Firefighters have been making a lot of progress against Santa Barbara County’s Whittier brush fire, but they say it’s still too soon to predict when they’ll have full control over it.
The blaze has burned more than 18,000 acres of land south of Lake Cachuma, and is 49% contained.
Firefighters say even as they work towards stopping the Whittier Fire, rugged terrain is making full containment a tough proposition.
The focus Monday is on the northwest corner of the fire, which is in backcountry areas of the Santa Ynez Mountains. Past brush fires on other sides of the blaze’s perimeter have aided containment efforts, by reducing fuel for the now 10 day old fire.

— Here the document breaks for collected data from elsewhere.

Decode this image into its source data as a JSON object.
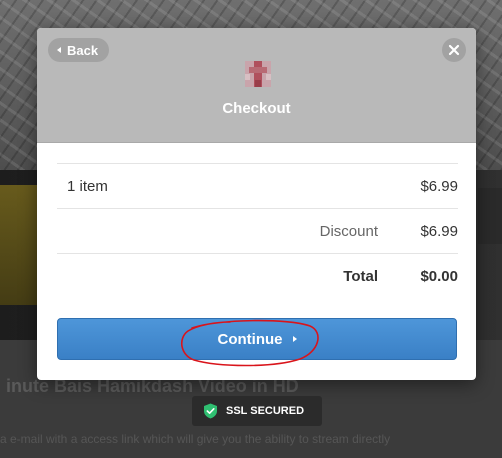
{
  "background": {
    "heading": "inute Bais Hamikdash Video in HD",
    "text": "a e-mail with a access link which will give you the ability to stream directly"
  },
  "modal": {
    "back_label": "Back",
    "title": "Checkout",
    "line_items": {
      "items_label": "1 item",
      "items_amount": "$6.99",
      "discount_label": "Discount",
      "discount_amount": "$6.99",
      "total_label": "Total",
      "total_amount": "$0.00"
    },
    "continue_label": "Continue"
  },
  "ssl_badge": {
    "label": "SSL SECURED",
    "icon": "shield-check-icon"
  },
  "colors": {
    "header": "#b9b9b9",
    "continue": "#4689cf",
    "annotation": "#d9141b",
    "shield": "#2fbf71"
  }
}
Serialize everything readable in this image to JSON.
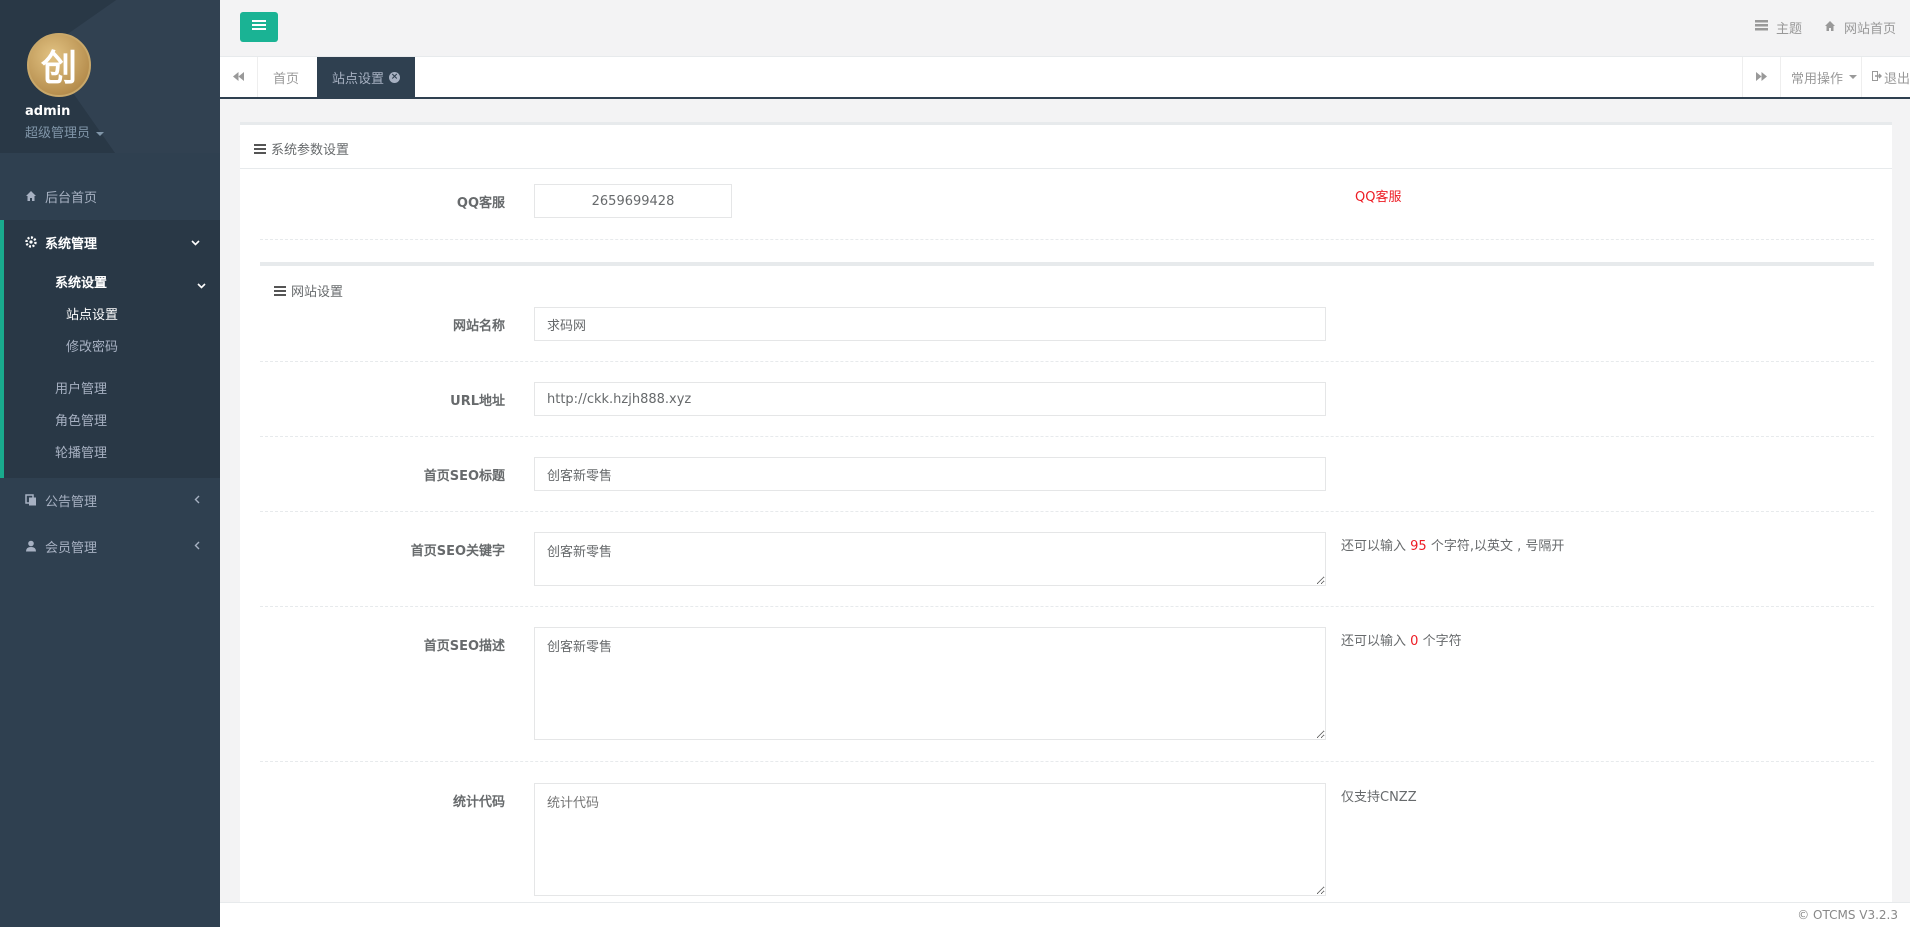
{
  "profile": {
    "name": "admin",
    "role": "超级管理员",
    "avatar_char": "创"
  },
  "sidebar": {
    "home": "后台首页",
    "system": "系统管理",
    "system_settings": "系统设置",
    "site_settings": "站点设置",
    "change_password": "修改密码",
    "user_mgmt": "用户管理",
    "role_mgmt": "角色管理",
    "carousel_mgmt": "轮播管理",
    "notice_mgmt": "公告管理",
    "member_mgmt": "会员管理"
  },
  "topbar": {
    "theme": "主题",
    "site_home": "网站首页"
  },
  "tabs": {
    "home": "首页",
    "site_settings": "站点设置",
    "common_ops": "常用操作",
    "logout": "退出"
  },
  "panel": {
    "title": "系统参数设置",
    "qq_label": "QQ客服",
    "qq_value": "2659699428",
    "qq_hint": "QQ客服",
    "section_title": "网站设置",
    "site_name_label": "网站名称",
    "site_name_value": "求码网",
    "url_label": "URL地址",
    "url_value": "http://ckk.hzjh888.xyz",
    "seo_title_label": "首页SEO标题",
    "seo_title_value": "创客新零售",
    "seo_keywords_label": "首页SEO关键字",
    "seo_keywords_value": "创客新零售",
    "seo_keywords_hint_pre": "还可以输入",
    "seo_keywords_remaining": "95",
    "seo_keywords_hint_post": "个字符,以英文 , 号隔开",
    "seo_desc_label": "首页SEO描述",
    "seo_desc_value": "创客新零售",
    "seo_desc_hint_pre": "还可以输入",
    "seo_desc_remaining": "0",
    "seo_desc_hint_post": "个字符",
    "stats_label": "统计代码",
    "stats_placeholder": "统计代码",
    "stats_hint": "仅支持CNZZ"
  },
  "footer": "© OTCMS V3.2.3",
  "colors": {
    "sidebar": "#2f4050",
    "accent": "#1ab394",
    "hint_red": "#ed1c24"
  }
}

Incident Commander Mark Von Tillow, with the U.S. Forest Service, says a more complete assessment of the burn area shows more structures burned than first thought, with 16 primary residences destroyed. Von Tillow says the good news is while there have been a few hundred cases of poison ivy among firefighters, no serious injuries have been reported.

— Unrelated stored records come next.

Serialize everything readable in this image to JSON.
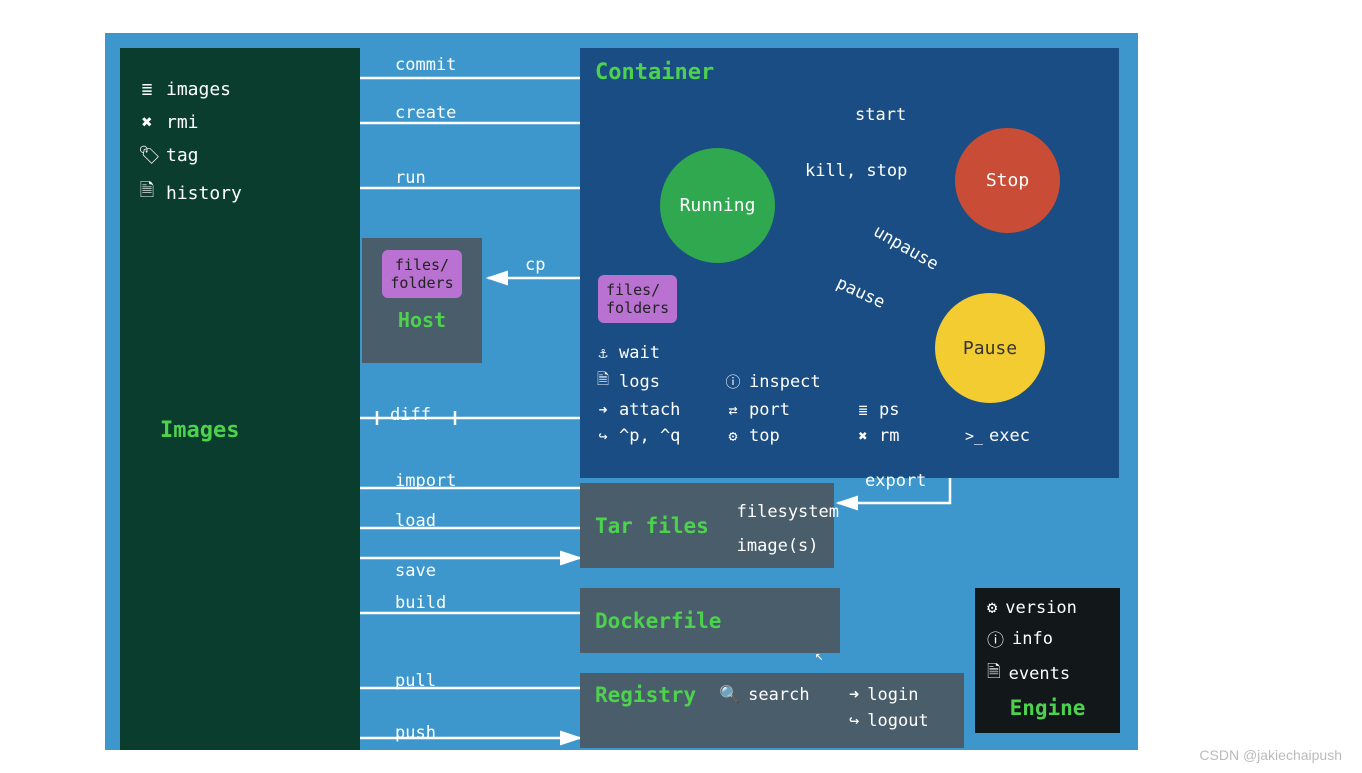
{
  "images_panel": {
    "title": "Images",
    "items": [
      {
        "icon": "≣",
        "label": "images"
      },
      {
        "icon": "✖",
        "label": "rmi"
      },
      {
        "icon": "🏷",
        "label": "tag"
      },
      {
        "icon": "🗎",
        "label": "history"
      }
    ]
  },
  "container_panel": {
    "title": "Container",
    "states": {
      "running": "Running",
      "stop": "Stop",
      "pause": "Pause"
    },
    "files_folders": "files/\nfolders",
    "commands": {
      "wait": "wait",
      "logs": "logs",
      "attach": "attach",
      "pq": "^p, ^q",
      "inspect": "inspect",
      "port": "port",
      "top": "top",
      "ps": "ps",
      "rm": "rm",
      "exec": "exec"
    }
  },
  "host_panel": {
    "title": "Host",
    "files_folders": "files/\nfolders"
  },
  "tar_panel": {
    "title": "Tar files",
    "filesystem": "filesystem",
    "images": "image(s)"
  },
  "dockerfile_panel": {
    "title": "Dockerfile"
  },
  "registry_panel": {
    "title": "Registry",
    "commands": {
      "search": "search",
      "login": "login",
      "logout": "logout"
    }
  },
  "engine_panel": {
    "title": "Engine",
    "items": [
      {
        "icon": "⚙",
        "label": "version"
      },
      {
        "icon": "ⓘ",
        "label": "info"
      },
      {
        "icon": "🗎",
        "label": "events"
      }
    ]
  },
  "arrows": {
    "commit": "commit",
    "create": "create",
    "run": "run",
    "cp": "cp",
    "diff": "diff",
    "import": "import",
    "load": "load",
    "save": "save",
    "build": "build",
    "pull": "pull",
    "push": "push",
    "export": "export",
    "start": "start",
    "kill_stop": "kill, stop",
    "pause": "pause",
    "unpause": "unpause"
  },
  "watermark": "CSDN @jakiechaipush"
}
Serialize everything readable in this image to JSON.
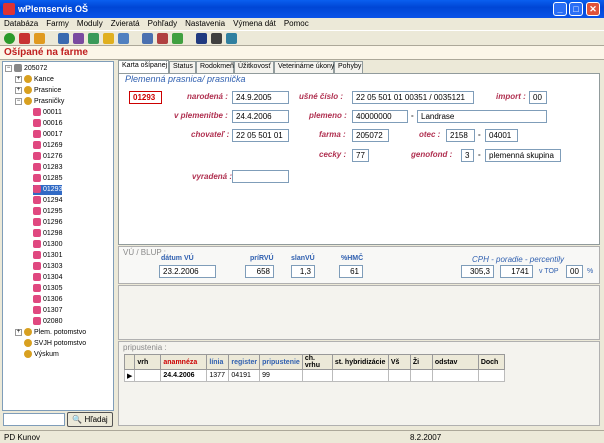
{
  "window": {
    "title": "wPlemservis OŠ",
    "min": "_",
    "max": "□",
    "close": "✕"
  },
  "menu": [
    "Databáza",
    "Farmy",
    "Moduly",
    "Zvieratá",
    "Pohľady",
    "Nastavenia",
    "Výmena dát",
    "Pomoc"
  ],
  "app_title": "Ošípané na farme",
  "tree": {
    "root": "205072",
    "groups": [
      "Kance",
      "Prasnice",
      "Prasničky"
    ],
    "items": [
      "00011",
      "00016",
      "00017",
      "01269",
      "01276",
      "01283",
      "01285",
      "01293",
      "01294",
      "01295",
      "01296",
      "01298",
      "01300",
      "01301",
      "01303",
      "01304",
      "01305",
      "01306",
      "01307",
      "02080"
    ],
    "bottom": [
      "Plem. potomstvo",
      "SVJH potomstvo",
      "Výskum"
    ]
  },
  "search": {
    "value": "",
    "button": "Hľadaj"
  },
  "tabs": [
    "Karta ošípanej",
    "Status",
    "Rodokmeň",
    "Úžitkovosť",
    "Veterinárne úkony",
    "Pohyby"
  ],
  "card": {
    "section": "Plemenná prasnica/ prasnička",
    "id": "01293",
    "narodena_label": "narodená :",
    "narodena": "24.9.2005",
    "usne_label": "ušné číslo :",
    "usne": "22 05 501 01  00351 / 0035121",
    "import_label": "import :",
    "import": "00",
    "plemenitbe_label": "v plemenitbe :",
    "plemenitbe": "24.4.2006",
    "plemeno_label": "plemeno :",
    "plemeno_code": "40000000",
    "plemeno_dash": "-",
    "plemeno_name": "Landrase",
    "chovatel_label": "chovateľ :",
    "chovatel": "22 05 501 01",
    "farma_label": "farma :",
    "farma": "205072",
    "otec_label": "otec :",
    "otec1": "2158",
    "otec_dash": "-",
    "otec2": "04001",
    "cecky_label": "cecky :",
    "cecky": "77",
    "genofond_label": "genofond :",
    "genofond": "3",
    "genofond_dash": "-",
    "genofond_name": "plemenná skupina",
    "vyradena_label": "vyradená :",
    "vyradena": ""
  },
  "vu": {
    "section": "VÚ / BLUP :",
    "datum_label": "dátum VÚ",
    "datum": "23.2.2006",
    "priru_label": "príRVÚ",
    "priru": "658",
    "slan_label": "slanVÚ",
    "slan": "1,3",
    "hmc_label": "%HMČ",
    "hmc": "61",
    "cph_label": "CPH - poradie - percentily",
    "cph": "305,3",
    "poradie": "1741",
    "vtop_label": "v TOP",
    "vtop": "00",
    "pct": "%"
  },
  "pripustenia": {
    "section": "pripustenia :",
    "columns": [
      "vrh",
      "anamnéza",
      "línia",
      "register",
      "pripustenie",
      "ch. vrhu",
      "st. hybridizácie",
      "Vš",
      "Ži",
      "odstav",
      "Doch"
    ],
    "row": {
      "marker": "▶",
      "vrh": "",
      "anamneza": "24.4.2006",
      "linia": "1377",
      "register": "04191",
      "pripustenie": "99"
    }
  },
  "status": {
    "user": "PD Kunov",
    "date": "8.2.2007"
  }
}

Meanwhile, firefighters are winding down the battle against the Alamo brush fire, northeast of Santa Maria. That fire burned about 29,000 acres of brush, with containment at 98%. Final mopup efforts could take some time still, but most of the firefighters involved with the fire are being released. Highway 166 reopened last week after being closed for several days by the blaze which started on July 6th.